I agree on that. But that do not prevent the universe
as a whole to have its own mathematics too (and even
a mathematics that would be "reflected" in many
"phenomenons" that can be observed/conceived by us).

>> The problem with the idea that the universe could
>> simply be a mathematical object is that our common
>> sense strongly suggest that a physical universe has
>> to be different from a mathematical object because
>> there is to be "something in the particles" to
>> "make them real". ...
> I skip the rest, this is NOT my way of thinking, so I
> do not discuss it here. 

OK. Is this because you reject a reductionist view?

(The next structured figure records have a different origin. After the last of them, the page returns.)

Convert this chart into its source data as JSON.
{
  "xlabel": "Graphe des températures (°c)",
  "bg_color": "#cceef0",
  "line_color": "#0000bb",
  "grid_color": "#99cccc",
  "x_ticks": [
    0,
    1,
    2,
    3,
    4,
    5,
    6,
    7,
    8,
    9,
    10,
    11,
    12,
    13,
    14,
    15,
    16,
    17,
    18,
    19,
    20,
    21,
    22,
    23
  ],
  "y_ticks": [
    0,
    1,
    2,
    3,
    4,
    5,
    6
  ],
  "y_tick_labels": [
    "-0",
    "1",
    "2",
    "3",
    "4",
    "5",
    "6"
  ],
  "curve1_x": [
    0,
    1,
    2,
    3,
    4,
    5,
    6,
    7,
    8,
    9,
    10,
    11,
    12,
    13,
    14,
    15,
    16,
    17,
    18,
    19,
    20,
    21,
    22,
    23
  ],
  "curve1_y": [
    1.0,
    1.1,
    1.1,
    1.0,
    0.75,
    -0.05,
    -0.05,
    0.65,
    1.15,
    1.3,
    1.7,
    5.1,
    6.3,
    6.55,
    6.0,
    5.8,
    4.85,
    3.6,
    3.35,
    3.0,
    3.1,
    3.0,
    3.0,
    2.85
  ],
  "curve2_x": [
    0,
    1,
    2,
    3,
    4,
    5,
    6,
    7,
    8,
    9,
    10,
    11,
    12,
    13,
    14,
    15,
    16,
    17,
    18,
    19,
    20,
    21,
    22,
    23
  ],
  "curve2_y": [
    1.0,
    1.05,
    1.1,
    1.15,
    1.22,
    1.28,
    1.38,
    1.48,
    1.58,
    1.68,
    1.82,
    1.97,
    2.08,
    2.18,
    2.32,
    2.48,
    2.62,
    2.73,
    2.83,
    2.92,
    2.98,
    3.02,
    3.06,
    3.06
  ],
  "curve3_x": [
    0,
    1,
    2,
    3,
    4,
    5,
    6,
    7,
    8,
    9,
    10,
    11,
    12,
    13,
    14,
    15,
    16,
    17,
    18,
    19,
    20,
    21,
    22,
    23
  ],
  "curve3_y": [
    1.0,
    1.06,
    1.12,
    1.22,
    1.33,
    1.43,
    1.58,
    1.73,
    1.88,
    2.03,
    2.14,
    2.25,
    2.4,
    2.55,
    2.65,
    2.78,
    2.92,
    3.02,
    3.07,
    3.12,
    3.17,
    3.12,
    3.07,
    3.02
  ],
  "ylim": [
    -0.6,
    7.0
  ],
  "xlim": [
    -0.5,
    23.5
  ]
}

>> ...why should there be some "magical substance"
>> inside the particles? Isn't that enough that they
>> follow the rules? What more could bring the presence
>> of "something else" inside the particles? What the
>> idea of an "internal substance" could add to any
>> explanation? Isn't this idea just irrational and
>> similar to the concept of "soul" in a dualist view? 
>> Isn't even that a kind of dualism?
> I like that a lot, thank you Georges.

Thanks to you too.

> Unfortunately my mailbox did not take more and wrote: 
> == message truncated ===

Strange. I forward the remaining in another post.